Kristen turned her attention back to her display. She pulled her headphones back on just in time to hear the Tomahawk missile break the surface and its air breathing jet engine engage. It would cover the distance to the Iranian frigate in just a few seconds. The crew of the frigate would never even know it was coming.
Then, as expected, the Akula and the Audacious increased speed. They’d heard the sudden expulsion of multiple weapons into the water around them, and they were taking evasive action.
The fight was on.
As Brodie had predicted, it was like a knife fight in a dark closet. There was no room to maneuver, and victory would come to the quick. Death to everyone else. The Akula and the Audacious, fleeing the torpedoes in the water, were now cavitating as they increased speed to flank. Kristen ignored them and reported the information she gleaned about the two other submarines.

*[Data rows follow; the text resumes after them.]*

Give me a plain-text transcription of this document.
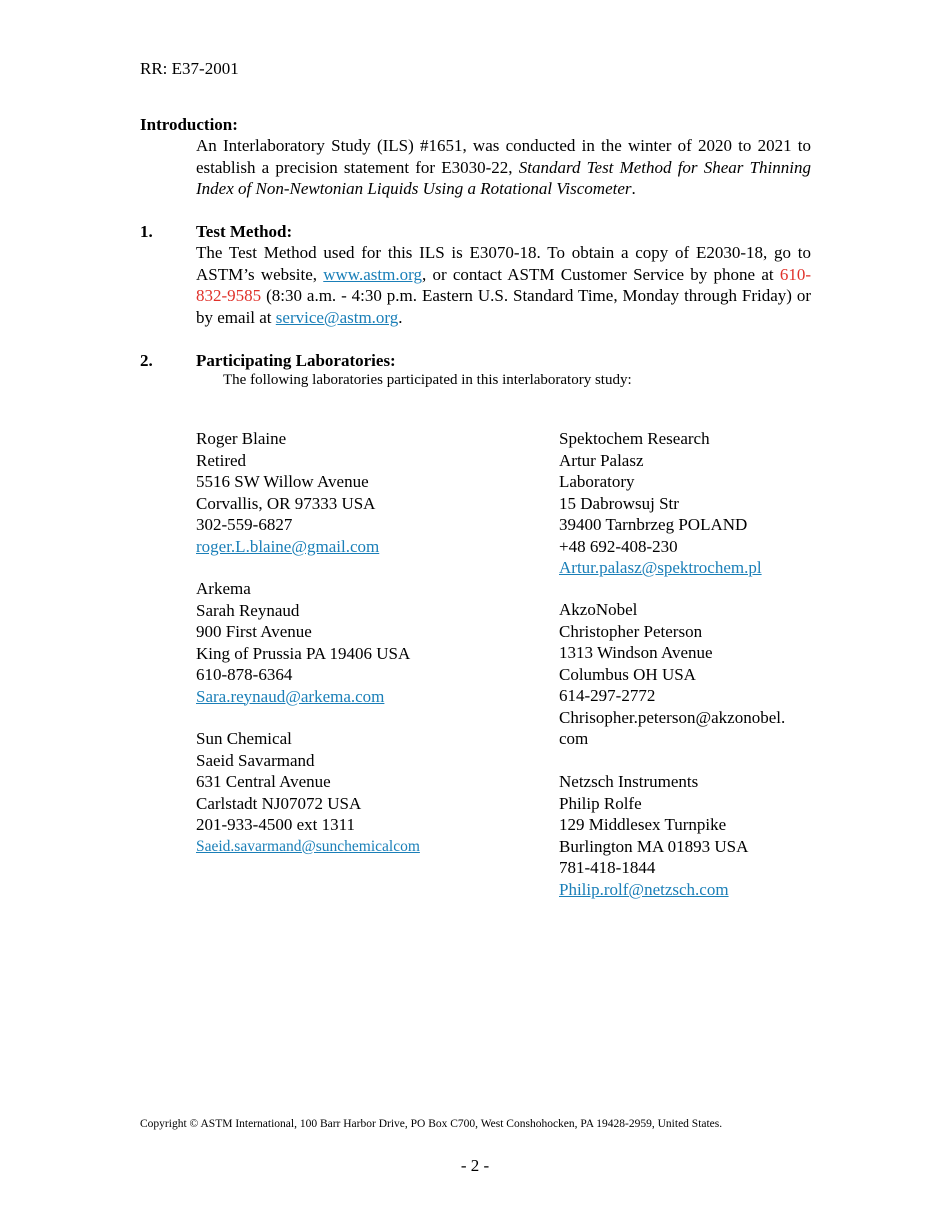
RR: E37-2001
Introduction:
An Interlaboratory Study (ILS) #1651, was conducted in the winter of 2020 to 2021 to establish a precision statement for E3030-22, Standard Test Method for Shear Thinning Index of Non-Newtonian Liquids Using a Rotational Viscometer.
1.	Test Method:
The Test Method used for this ILS is E3070-18. To obtain a copy of E2030-18, go to ASTM’s website, www.astm.org, or contact ASTM Customer Service by phone at 610-832-9585 (8:30 a.m. - 4:30 p.m. Eastern U.S. Standard Time, Monday through Friday) or by email at service@astm.org.
2.	Participating Laboratories:
The following laboratories participated in this interlaboratory study:
Roger Blaine
Retired
5516 SW Willow Avenue
Corvallis, OR 97333 USA
302-559-6827
roger.L.blaine@gmail.com
Arkema
Sarah Reynaud
900 First Avenue
King of Prussia PA 19406 USA
610-878-6364
Sara.reynaud@arkema.com
Sun Chemical
Saeid Savarmand
631 Central Avenue
Carlstadt NJ07072 USA
201-933-4500 ext 1311
Saeid.savarmand@sunchemicalcom
Spektochem Research
Artur Palasz
Laboratory
15 Dabrowsuj Str
39400 Tarnbrzeg POLAND
+48 692-408-230
Artur.palasz@spektrochem.pl
AkzoNobel
Christopher Peterson
1313 Windson Avenue
Columbus OH USA
614-297-2772
Chrisopher.peterson@akzonobel.
com
Netzsch Instruments
Philip Rolfe
129 Middlesex Turnpike
Burlington MA 01893 USA
781-418-1844
Philip.rolf@netzsch.com
Copyright © ASTM International, 100 Barr Harbor Drive, PO Box C700, West Conshohocken, PA 19428-2959, United States.
- 2 -
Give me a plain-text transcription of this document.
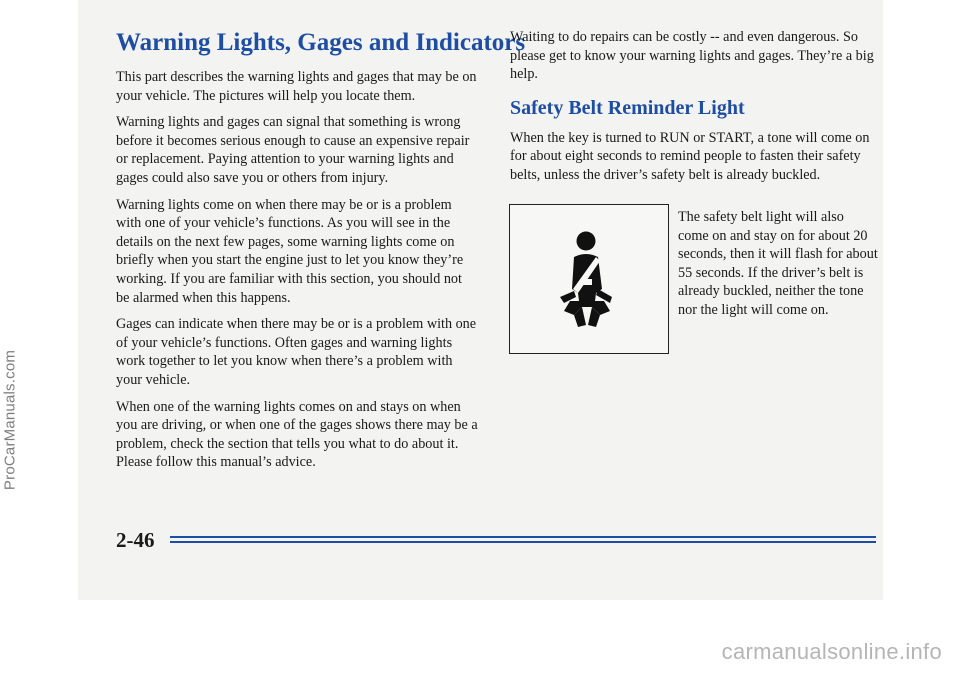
Warning Lights, Gages and Indicators

This part describes the warning lights and gages that may be on your vehicle. The pictures will help you locate them.

Warning lights and gages can signal that something is wrong before it becomes serious enough to cause an expensive repair or replacement. Paying attention to your warning lights and gages could also save you or others from injury.

Warning lights come on when there may be or is a problem with one of your vehicle’s functions. As you will see in the details on the next few pages, some warning lights come on briefly when you start the engine just to let you know they’re working. If you are familiar with this section, you should not be alarmed when this happens.

Gages can indicate when there may be or is a problem with one of your vehicle’s functions. Often gages and warning lights work together to let you know when there’s a problem with your vehicle.

When one of the warning lights comes on and stays on when you are driving, or when one of the gages shows there may be a problem, check the section that tells you what to do about it. Please follow this manual’s advice.

Waiting to do repairs can be costly -- and even dangerous. So please get to know your warning lights and gages. They’re a big help.

Safety Belt Reminder Light

When the key is turned to RUN or START, a tone will come on for about eight seconds to remind people to fasten their safety belts, unless the driver’s safety belt is already buckled.

The safety belt light will also come on and stay on for about 20 seconds, then it will flash for about 55 seconds. If the driver’s belt is already buckled, neither the tone nor the light will come on.
2-46
ProCarManuals.com
carmanualsonline.info
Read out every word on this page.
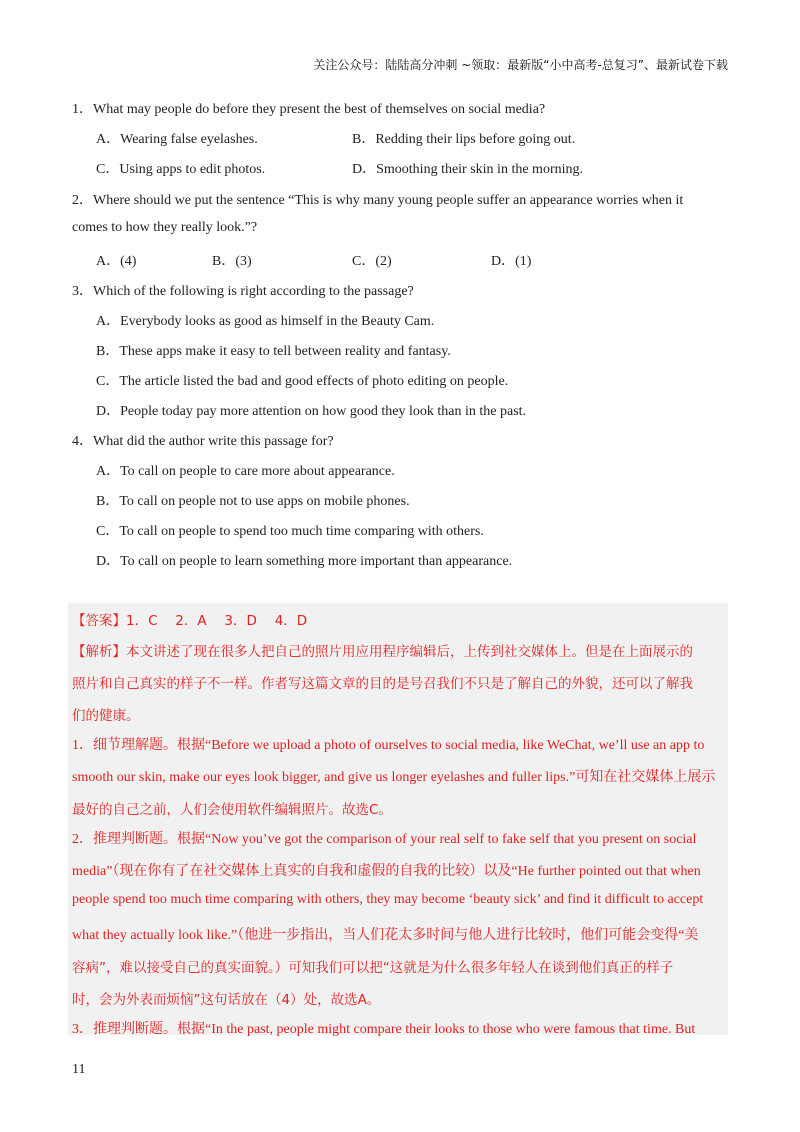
关注公众号：陆陆高分冲刺 ~领取：最新版“小中高考-总复习”、最新试卷下载
1．What may people do before they present the best of themselves on social media?
A．Wearing false eyelashes.	B．Redding their lips before going out.
C．Using apps to edit photos.	D．Smoothing their skin in the morning.
2．Where should we put the sentence “This is why many young people suffer an appearance worries when it
comes to how they really look.”?
A．(4)	B．(3)	C．(2)	D．(1)
3．Which of the following is right according to the passage?
A．Everybody looks as good as himself in the Beauty Cam.
B．These apps make it easy to tell between reality and fantasy.
C．The article listed the bad and good effects of photo editing on people.
D．People today pay more attention on how good they look than in the past.
4．What did the author write this passage for?
A．To call on people to care more about appearance.
B．To call on people not to use apps on mobile phones.
C．To call on people to spend too much time comparing with others.
D．To call on people to learn something more important than appearance.
【答案】1．C　 2．A　 3．D　 4．D
【解析】本文讲述了现在很多人把自己的照片用应用程序编辑后，上传到社交媒体上。但是在上面展示的
照片和自己真实的样子不一样。作者写这篇文章的目的是号召我们不只是了解自己的外貌，还可以了解我
们的健康。
1．细节理解题。根据“Before we upload a photo of ourselves to social media, like WeChat, we’ll use an app to
smooth our skin, make our eyes look bigger, and give us longer eyelashes and fuller lips.”可知在社交媒体上展示
最好的自己之前，人们会使用软件编辑照片。故选C。
2．推理判断题。根据“Now you’ve got the comparison of your real self to fake self that you present on social
media”（现在你有了在社交媒体上真实的自我和虚假的自我的比较）以及“He further pointed out that when
people spend too much time comparing with others, they may become ‘beauty sick’ and find it difficult to accept
what they actually look like.”（他进一步指出，当人们花太多时间与他人进行比较时，他们可能会变得“美
容病”，难以接受自己的真实面貌。）可知我们可以把“这就是为什么很多年轻人在谈到他们真正的样子
时，会为外表而烦恼”这句话放在（4）处，故选A。
3．推理判断题。根据“In the past, people might compare their looks to those who were famous that time. But
11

The Aselsan decoy was launched from tube seven. Once it was clear, Kristen heard the Kilo submarine as it too detected an approaching torpedo. “Kilo Nine has increased speed and is turning away,” Kristen reported.
“He hasn’t a chance,” Fabrini said cryptically.
He was right, and Kristen knew it. On her pitifully weak batteries, the Kilo submarine could move at maybe fifteen knots which, when compared to the fifty-five knot ADCAP boring in on her, meant the Kilo was only prolonging her life, not saving it. But as Kristen listened to the MK-48 closing in on the fleeing Kilo, she heard an ominous roar from the direction of the Akula.